Life is unpredictable!
Jangankan bencana, apa yang akan terjadi satu detik ke depan pun kita tidak tahu. Semuanya seolah menjadi misteri, atau suratan yang hanya dimengerti Sang Ilahi Rabbi.
Seperti sore itu, sungai di pinggiran Kota Dompu bergejolak. Tak mampu menahan curah hujan tinggi. Aliran mendadak deras, seperti ular kelaparan mengejar mangsa. Gemuruh yang didengar warga bantaran sungai ternyata mimpi buruk bagi mereka. Tanggul pembatas pun jebol karena terus ditekan. 'Ular besar coklat' itu kini bisa masuk dengan cepat menenggelamkan apa saja.
Tengah malam air memang sudah surut, tapi dampak setelah itu sungguh menyedihkan. Lumpur memenuhi setiap jengkal rumah sejumlah warga, jalanan, juga TK, SD, dan TPQ. Tidak sedikit bangunan yang rusak, kaca yang hilang, perabot yang entah pergi ke mana. Semua terjadi dalam rentang waktu yang cepat & tak terduga.
Hati seketika terketuk, doa dilangitkan, dzikir dipanjatkan di sela-sela kesibukan, berharap agar Allah memberi kesabaran di tengah kesulitan. Satu bentuk respon yang begitu menyejukkan.
Yang lain memilih diam, entah tidak peduli atau merasa tidak bisa memberikan bantuan, atau ada hal lain yang dipikirkan, mungkin. Hatinya belum tersentuh, atau memang tidak akan pernah tersentuh.
Tidak ada yang bisa dilakukan setelah itu, tidak ada yang sanggup menghapus air mata semua orang, atau memberi bantuan yang langsung menghilangkan semua beban akibat tertimpa musibah dalam satu kali waktu.

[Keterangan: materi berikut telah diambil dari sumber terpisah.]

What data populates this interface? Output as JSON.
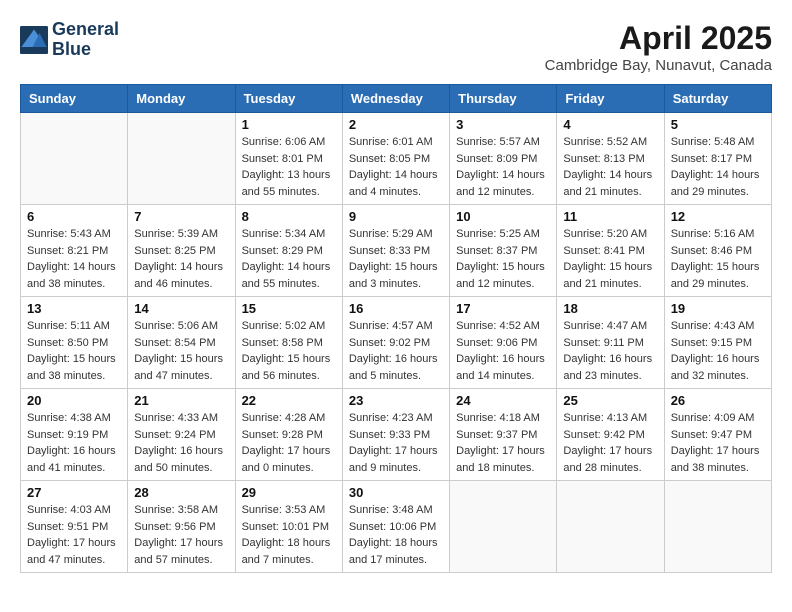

Tetapi, cahaya kebaikan menyinari sebagian orang yang tidak hanya membantu mendoakan, tapi juga turut terjun di lapangan. Sama saja, tidak banyak yang bisa dilakukan. Kami tidak punya uang, tenaga juga terbatas, tidak bisa siang-malam membersihkan lumpur hingga tuntas. Kami hanyalah kecil dibandingkan ratusan KK yang terdampak, atau puluhan kilometer radius bencana yang terserak. Ya Allah, sungguh kami tidak kuasa menandingi kekuasaan-Mu.
Apakah karena itu kami berhenti? Jujur saja, hampir. Tapi sebersit cahaya yang bersinar itu, walau sedikit, ternyata menyebar perlahan. Seperti ribuan lilin yang padam, akan turut menyala ketika ada satu yang hidup. Perlahan-lahan, sedikit demi sedikit.
Satu per satu sejarak menit ke jam. Manusia dari berbagai latar belakang berdatangan. Aparat negara, lembaga sosial-kemanusiaan, siswa-siswi SMA. Lilin-lilin itu mulai bersatu padu, semakin besar & terlihat walau jaraknya berbatas kota atau lintas pulau.
Siapa yang menggerakkan mereka? Siapa yang memanggil mereka? Siapa yang mengundang mereka? Siapa yang menyuruh mereka?
Kami tidak tahu. Kami pun jika ditanya pasti memiliki jawaban yang berbeda.
Raga kami boleh jadi terkoneksi, kawan. Kebaikan yang mungkin hanya secuil (dibanding dengan tujuan2 lainnya) adalah ibarat lilin di setiap jiwa seseorang. Yang walau tidak saling kenal, tetapi bisa ikut bersinar karena hubungan kemanusiaan.
Menjadi baik itu baik. Karena biarpun lisan tak berbicara, lidah tak saling bertegur sapa, cukuplah keikhlasan jadi senjata utama.